Micrologies

Prunes


L’Oulipien Jacques Jouet a publié des « Poèmes de métro » (1) ; genre frivole et parisien que ces textes dont chaque vers est écrit entre deux stations… Frivole ? On y trouve, en même temps que la gageure plaisante de la contrainte, quelques énoncés de poétique qui touchent à l’essentiel :

[…] pour ce que le poème, parmi tous les usages de la langue
est le seul qui soit capable de parler pour de simples prunes
tout en ne craignant pas de prendre à bras-le-corps l’énigme de la traduction de ce qu’est la saveur d’un fruit.
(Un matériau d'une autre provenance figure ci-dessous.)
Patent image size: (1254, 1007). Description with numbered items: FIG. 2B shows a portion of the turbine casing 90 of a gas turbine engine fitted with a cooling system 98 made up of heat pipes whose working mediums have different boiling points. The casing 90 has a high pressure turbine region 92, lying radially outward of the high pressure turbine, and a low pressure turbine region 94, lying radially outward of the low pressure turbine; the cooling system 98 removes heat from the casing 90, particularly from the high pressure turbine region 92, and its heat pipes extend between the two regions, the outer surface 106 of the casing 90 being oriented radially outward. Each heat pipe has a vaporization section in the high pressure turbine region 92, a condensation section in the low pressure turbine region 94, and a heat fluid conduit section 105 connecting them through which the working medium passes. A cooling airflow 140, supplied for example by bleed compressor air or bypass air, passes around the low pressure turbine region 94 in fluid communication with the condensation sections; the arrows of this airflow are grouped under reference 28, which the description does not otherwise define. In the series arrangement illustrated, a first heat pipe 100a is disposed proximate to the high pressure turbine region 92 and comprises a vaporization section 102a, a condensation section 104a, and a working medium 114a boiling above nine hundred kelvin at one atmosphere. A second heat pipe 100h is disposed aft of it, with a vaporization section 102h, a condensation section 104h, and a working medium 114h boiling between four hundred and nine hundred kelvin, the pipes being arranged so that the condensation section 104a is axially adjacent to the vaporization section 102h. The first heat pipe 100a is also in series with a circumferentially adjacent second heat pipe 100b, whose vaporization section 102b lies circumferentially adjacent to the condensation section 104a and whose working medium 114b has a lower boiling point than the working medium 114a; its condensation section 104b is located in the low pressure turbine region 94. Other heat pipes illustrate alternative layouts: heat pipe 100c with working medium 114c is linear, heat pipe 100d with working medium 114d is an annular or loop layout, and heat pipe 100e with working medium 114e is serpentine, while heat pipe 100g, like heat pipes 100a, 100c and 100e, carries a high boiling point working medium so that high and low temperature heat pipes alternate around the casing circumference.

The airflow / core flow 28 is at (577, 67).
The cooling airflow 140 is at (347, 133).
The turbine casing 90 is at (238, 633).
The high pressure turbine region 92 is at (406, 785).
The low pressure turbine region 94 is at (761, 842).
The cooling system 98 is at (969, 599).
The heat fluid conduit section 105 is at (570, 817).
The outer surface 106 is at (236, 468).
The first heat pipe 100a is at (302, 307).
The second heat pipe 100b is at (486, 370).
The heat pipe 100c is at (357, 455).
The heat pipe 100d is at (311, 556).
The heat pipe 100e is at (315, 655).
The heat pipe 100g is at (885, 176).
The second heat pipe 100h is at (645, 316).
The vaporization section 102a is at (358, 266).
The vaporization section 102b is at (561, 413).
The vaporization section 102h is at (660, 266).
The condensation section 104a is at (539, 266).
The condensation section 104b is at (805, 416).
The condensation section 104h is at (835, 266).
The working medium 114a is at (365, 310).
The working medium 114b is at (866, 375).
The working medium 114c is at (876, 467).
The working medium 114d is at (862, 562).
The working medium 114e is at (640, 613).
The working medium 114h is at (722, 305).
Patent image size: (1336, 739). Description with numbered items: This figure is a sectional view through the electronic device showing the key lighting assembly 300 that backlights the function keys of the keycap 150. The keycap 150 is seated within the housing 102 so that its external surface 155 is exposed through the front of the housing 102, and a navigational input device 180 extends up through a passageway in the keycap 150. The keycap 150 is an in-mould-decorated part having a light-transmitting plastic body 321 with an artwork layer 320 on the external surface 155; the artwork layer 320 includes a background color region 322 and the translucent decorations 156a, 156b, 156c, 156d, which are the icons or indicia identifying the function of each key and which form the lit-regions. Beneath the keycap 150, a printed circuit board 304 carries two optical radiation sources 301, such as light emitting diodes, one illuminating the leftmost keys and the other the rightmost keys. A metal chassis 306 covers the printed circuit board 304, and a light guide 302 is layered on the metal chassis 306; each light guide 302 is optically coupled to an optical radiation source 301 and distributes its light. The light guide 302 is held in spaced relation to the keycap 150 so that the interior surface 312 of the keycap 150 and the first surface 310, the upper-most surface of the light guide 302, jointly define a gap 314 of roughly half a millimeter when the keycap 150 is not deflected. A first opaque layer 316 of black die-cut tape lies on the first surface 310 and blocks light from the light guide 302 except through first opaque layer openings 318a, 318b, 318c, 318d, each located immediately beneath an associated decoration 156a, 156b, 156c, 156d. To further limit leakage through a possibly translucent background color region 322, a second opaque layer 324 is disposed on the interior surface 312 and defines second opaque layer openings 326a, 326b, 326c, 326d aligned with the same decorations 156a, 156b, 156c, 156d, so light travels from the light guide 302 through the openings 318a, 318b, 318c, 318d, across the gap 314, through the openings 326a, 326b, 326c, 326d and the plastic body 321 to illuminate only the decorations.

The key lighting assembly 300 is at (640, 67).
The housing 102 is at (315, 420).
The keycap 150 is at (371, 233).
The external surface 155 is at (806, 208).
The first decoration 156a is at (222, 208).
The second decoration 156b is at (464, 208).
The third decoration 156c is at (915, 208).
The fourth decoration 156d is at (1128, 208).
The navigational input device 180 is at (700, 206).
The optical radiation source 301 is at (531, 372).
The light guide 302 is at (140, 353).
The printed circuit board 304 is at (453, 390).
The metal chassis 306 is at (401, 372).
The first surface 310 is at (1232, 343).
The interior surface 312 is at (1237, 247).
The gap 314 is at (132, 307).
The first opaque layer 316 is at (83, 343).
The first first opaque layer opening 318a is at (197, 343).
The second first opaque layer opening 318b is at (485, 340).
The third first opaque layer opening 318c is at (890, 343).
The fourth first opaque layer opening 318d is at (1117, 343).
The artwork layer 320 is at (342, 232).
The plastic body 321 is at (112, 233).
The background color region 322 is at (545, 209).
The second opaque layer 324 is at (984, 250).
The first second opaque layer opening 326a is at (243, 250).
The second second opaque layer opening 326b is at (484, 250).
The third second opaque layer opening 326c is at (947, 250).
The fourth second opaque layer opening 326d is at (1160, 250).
Parler pour des prunes, en toute gratuité ; mais aussi parler pour les prunes (en faveur de, à la place de : c’est le « parti-pris des choses » de Ponge) ; mais encore : en traduire la saveur. Élégance d’un énoncé simple qui se déploie dans de multiples directions.

Et justement reviennent à l’esprit des prunes de poésie, celles de Bonnefoy dans L’Arrière-pays (2), prunes de l’enfance dans le jardin des grands-parents où le garçon arrive pour l’été :

Là sans doute des fruits avaient commencé à mûrir. Les reines-claudes, les prunes bleues allaient tomber tout un mois, plus tard ce seraient les figues, peut-être le raisin – les prunes seraient fendues et en cela évidentes, ouvrant aux guêpes errantes davantage l’être que la saveur – et je pleurais presque d’adhésion.

Bonnefoy prend en effet « à bras-le-corps l’énigme de la traduction » de la saveur du fruit, mais comme une énigme justement, sans l’aplatir ni la résoudre. La « saveur » est maintenue à distance par le double écart temporel, du poète vers l’enfant qu’il était, mais aussi, dans l’enfance même, du début de l’été vers la promesse des fruits mûrs : rétrospection, puis anticipation ; souvenir d’une promesse de saveur… Interdite par les « guêpes errantes », la saveur est pourtant dépassée dans une saisie de « l’être » – mais partielle, elle aussi, puisque les prunes sont seulement « fendues », entrouvertes, et que dans « évidentes », on ne peut qu’entendre aussi « évidées », « vides ».

Détours, approximations successives, de plus en plus fines, pour cerner cette « présence » du fruit, offerte et inaccessible, à laquelle on ne peut adhérer que sur le mode du « presque ».

1. Paris, 2000.
2. Paris, 1972, coll. Poésie/Gallimard, p. 103.